Harry Crosbie. Photo: Damien Eagers

Harry Crosbie. Photo: Damien Eagers

LEGAL proceedings have been launched against prominent Dublin buinessman Harry Crosbie who has personal borrowings of €450m.

Papers were this week lodged in the High Court by the National Asset Loan Management Ltd, on behalf of Nama, which list Mr Crosbie as the defendant

It remains unclear how much he is being sued for, but he is known to have borrowed in the region of €450m against his own name, as opposed to one of his companies, leaving him personally exposed.

Mr Crosbie was one of the biggest developers operating in Dublin in the boom years, building concert venues and hotels.

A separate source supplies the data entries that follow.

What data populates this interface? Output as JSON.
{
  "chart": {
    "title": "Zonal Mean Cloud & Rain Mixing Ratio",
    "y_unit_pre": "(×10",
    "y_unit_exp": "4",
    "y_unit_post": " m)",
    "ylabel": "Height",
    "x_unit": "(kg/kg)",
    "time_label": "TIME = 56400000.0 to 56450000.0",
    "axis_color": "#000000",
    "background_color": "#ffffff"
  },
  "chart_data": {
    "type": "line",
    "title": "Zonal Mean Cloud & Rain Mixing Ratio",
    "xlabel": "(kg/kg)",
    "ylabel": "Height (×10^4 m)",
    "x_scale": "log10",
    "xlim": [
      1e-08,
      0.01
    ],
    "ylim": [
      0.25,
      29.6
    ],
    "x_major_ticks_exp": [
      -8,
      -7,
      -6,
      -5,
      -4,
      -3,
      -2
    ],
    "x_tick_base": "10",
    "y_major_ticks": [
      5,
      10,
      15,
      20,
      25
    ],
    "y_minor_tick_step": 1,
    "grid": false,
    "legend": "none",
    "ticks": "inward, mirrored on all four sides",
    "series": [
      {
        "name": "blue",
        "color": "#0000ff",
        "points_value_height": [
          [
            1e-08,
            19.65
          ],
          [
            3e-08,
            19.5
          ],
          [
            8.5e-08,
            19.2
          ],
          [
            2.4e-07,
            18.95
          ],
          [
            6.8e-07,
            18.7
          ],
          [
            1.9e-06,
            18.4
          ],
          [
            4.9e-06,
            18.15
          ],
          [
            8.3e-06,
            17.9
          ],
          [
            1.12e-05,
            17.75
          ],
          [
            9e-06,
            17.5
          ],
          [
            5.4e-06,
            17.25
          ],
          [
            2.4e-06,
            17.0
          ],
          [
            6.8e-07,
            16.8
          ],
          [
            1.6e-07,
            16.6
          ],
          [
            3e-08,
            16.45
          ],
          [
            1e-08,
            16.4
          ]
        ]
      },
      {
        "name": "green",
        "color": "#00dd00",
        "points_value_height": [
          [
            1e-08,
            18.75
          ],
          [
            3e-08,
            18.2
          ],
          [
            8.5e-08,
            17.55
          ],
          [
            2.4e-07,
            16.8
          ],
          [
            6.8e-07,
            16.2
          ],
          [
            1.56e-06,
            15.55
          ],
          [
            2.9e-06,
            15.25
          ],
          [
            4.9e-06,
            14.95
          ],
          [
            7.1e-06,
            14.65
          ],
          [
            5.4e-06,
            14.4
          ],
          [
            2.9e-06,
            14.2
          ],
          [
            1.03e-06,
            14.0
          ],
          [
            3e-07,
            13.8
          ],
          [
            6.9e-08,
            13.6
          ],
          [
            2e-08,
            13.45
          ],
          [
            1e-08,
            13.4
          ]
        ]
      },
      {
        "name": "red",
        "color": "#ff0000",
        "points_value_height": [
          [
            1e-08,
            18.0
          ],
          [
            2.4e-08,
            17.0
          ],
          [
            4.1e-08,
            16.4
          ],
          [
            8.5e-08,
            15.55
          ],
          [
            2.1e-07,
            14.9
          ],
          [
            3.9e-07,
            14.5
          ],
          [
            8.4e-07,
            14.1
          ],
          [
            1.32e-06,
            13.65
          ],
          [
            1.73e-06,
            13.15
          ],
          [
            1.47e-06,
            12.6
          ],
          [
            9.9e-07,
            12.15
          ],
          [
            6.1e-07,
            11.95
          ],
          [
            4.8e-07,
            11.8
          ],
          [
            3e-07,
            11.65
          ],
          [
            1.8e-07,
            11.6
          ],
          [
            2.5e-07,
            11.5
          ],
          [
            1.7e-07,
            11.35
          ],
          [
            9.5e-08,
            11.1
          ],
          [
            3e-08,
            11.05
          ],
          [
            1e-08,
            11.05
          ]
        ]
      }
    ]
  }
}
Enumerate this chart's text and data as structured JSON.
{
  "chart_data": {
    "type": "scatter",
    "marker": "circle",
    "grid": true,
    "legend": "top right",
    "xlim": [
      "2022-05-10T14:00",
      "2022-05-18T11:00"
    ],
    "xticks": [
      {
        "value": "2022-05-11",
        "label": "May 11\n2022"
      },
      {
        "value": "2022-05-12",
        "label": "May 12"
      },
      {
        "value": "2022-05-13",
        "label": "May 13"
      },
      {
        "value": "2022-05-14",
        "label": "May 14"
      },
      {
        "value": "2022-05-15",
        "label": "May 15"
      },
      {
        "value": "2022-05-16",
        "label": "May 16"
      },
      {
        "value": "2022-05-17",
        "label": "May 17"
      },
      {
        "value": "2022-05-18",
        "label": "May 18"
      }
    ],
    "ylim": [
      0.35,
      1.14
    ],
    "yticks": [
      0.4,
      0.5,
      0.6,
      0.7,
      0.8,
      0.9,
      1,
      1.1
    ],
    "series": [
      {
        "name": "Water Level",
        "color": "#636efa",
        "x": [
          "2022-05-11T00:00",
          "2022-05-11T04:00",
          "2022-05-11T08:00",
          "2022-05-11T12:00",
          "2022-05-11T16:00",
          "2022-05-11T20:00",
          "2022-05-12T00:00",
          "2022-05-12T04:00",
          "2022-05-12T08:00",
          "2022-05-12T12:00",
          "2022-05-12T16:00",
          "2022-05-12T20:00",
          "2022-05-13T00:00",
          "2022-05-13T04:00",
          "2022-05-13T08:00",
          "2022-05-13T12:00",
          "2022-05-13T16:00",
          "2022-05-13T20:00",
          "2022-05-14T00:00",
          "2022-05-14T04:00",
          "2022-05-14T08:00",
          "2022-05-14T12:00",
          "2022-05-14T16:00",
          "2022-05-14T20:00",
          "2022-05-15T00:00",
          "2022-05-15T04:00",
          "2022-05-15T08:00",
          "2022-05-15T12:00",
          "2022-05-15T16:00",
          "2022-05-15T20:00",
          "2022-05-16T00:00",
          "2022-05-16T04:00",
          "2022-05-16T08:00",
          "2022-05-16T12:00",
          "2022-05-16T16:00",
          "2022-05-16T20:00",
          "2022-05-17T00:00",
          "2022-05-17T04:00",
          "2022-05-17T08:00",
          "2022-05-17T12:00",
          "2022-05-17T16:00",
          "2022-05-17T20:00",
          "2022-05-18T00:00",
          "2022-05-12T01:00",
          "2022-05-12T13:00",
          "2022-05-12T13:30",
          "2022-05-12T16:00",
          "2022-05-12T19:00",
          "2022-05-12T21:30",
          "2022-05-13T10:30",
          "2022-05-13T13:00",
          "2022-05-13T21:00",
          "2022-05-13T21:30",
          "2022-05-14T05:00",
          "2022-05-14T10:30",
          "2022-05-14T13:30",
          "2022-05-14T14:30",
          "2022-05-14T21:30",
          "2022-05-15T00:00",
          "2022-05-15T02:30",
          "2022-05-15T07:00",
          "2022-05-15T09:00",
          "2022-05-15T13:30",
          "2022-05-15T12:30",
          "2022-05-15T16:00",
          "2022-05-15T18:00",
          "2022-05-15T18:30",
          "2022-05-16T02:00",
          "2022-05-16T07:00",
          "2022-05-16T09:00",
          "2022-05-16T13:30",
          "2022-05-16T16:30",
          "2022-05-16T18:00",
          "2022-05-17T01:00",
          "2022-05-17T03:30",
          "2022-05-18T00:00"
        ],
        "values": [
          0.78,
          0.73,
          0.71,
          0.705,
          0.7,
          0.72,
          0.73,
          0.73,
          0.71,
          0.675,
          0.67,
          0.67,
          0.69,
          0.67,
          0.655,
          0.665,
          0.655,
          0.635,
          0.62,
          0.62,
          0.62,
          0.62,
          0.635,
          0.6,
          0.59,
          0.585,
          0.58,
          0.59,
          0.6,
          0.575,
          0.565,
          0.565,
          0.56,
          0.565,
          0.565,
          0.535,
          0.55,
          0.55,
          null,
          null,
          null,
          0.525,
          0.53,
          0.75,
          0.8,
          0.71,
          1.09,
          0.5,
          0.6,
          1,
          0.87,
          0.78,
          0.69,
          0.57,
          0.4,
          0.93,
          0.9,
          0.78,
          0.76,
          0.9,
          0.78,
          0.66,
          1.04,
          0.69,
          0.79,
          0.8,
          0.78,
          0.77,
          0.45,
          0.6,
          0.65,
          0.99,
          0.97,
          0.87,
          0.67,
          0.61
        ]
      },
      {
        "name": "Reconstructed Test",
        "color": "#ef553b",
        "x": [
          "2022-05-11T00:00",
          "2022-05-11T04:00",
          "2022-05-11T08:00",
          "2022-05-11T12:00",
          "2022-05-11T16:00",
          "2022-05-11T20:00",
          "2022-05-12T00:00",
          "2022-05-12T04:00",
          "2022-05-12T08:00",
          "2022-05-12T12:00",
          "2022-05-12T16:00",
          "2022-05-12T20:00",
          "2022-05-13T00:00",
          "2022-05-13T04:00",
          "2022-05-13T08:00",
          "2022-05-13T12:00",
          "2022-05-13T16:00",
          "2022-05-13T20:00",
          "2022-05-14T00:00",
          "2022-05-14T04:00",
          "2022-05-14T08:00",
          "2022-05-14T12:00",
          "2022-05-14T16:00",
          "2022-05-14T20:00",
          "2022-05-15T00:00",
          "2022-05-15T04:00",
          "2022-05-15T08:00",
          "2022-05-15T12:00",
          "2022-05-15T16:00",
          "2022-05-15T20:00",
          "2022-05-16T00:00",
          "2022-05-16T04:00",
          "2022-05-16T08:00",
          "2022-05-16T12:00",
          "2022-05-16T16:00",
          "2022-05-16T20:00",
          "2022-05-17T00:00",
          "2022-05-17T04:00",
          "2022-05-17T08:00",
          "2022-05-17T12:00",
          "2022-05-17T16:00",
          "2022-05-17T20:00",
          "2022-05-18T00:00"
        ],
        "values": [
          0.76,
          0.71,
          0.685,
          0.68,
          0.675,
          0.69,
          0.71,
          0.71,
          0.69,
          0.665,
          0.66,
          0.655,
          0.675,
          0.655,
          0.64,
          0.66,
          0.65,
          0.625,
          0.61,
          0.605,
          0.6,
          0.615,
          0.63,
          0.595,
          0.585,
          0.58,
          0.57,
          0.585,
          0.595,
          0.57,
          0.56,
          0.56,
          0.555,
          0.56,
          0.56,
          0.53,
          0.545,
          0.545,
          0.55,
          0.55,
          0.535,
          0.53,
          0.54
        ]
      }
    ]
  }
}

He had ambitious plans to transform the Dublin docklands area and skyline.

The developer (below) had previously entered into talks with the state's bad bank to secure a deal, but last year Nama moved, through receiver Grant Thornton, to seize many of his business ventures.

His 50pc stake in the O2 venue was sold for €35m last month, while he also lost control of a 200-year lease on the Grand Canal Theatre, valued at €80m.

JEWEL

Before that, receivers had also taken over his Point Village plan, a massive €650m development on a 12-acre site that was considered the jewel in his docklands empire.

The plan included apartment towers, the five-star Gibson Hotel and the Odeon cinema. The Point Village development was understood to owe €3.6m to Nama at the end of 2010.

Nama will use the legal services of McCann Fitzgerald in itsaction against Mr Crosbie, the court papers reveal.

Representatives for the businessman last night said the former tycoon did not wish to comment when approached by the Herald.

It is understood receivers moved to sell on Mr Crosbie's assets after several advances from firms interested in buying his sites that would have otherwise been unavailable if not in the possession of the receivers.

Tech giant Yahoo has recently agreed a deal with Nama to occupy several floors in the Point Village development as the company moves its operation from the UK to Dublin, free from strict company surveillance laws in England.